There was silence for a while, after which:

"A failed novelist playing a failed novelist," Nigel announced, mainly to himself. "Very Paul Auster."

Stephen had no reply to this. "Look, have a fag," he enthused, shaking two cigarettes out of a soft-pack of ultra-lights.

They stood and smoked, manly and uncommitted.

"I could let you have £500 a day," Stephen said finally.

Nigel nodded slowly through the cigarette smoke, trying not to betray his stupefaction at the prospect of being paid this sum of money for a day's work.

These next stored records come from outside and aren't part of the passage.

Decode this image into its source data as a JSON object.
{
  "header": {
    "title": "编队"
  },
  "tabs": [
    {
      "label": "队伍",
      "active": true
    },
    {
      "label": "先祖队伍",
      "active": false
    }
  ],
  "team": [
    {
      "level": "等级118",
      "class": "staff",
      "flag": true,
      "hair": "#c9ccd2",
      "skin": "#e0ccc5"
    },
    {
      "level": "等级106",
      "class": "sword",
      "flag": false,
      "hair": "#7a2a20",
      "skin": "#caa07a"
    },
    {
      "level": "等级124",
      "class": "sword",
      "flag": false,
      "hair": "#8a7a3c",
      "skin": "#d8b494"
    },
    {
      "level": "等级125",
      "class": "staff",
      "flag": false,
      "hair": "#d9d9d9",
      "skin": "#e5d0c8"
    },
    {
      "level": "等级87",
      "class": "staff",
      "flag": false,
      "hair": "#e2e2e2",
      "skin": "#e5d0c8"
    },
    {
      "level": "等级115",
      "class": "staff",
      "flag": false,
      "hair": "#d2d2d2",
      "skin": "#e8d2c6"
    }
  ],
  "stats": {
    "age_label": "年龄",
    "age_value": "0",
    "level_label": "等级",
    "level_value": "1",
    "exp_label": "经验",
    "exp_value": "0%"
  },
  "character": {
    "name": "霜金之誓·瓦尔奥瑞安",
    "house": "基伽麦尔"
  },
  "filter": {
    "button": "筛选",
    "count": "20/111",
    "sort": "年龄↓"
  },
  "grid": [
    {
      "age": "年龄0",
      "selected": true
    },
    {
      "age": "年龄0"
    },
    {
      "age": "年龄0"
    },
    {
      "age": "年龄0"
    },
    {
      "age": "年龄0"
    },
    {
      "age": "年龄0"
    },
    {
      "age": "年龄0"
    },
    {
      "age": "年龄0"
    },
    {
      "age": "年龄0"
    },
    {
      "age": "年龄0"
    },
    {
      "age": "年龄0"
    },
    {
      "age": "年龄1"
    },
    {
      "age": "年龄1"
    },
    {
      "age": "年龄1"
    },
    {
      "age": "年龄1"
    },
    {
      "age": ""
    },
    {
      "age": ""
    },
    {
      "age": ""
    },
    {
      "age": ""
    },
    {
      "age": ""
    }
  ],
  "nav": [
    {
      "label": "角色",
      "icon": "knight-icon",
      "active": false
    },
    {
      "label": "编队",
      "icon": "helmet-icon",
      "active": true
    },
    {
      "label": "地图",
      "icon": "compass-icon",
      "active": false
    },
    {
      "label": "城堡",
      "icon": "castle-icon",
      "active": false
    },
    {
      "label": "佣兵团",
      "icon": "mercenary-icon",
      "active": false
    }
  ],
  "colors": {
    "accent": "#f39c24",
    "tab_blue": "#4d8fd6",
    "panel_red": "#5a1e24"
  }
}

"Think of it this way," Stephen continued sweetly, "plenty of successful actors get into novel-writing. Why not the other way round?"

"Oh I see, a sort of Dirk Bogarde in reverse - " Nigel was not quite ready to give up his wintry dignity " - only without the acclaim."

But Nigel's dignity meant nothing to Stephen. "You're gonna be perfect for Tarquin, ducks. Absolutely perfect." He stamped out his mostly unsmoked cigarette on the pavement and clapped Nigel on the shoulder. "Well, must dash!"

"See you tomorrow morning," he called over his shoulder as he strode away. "Seven o'clock sharp!"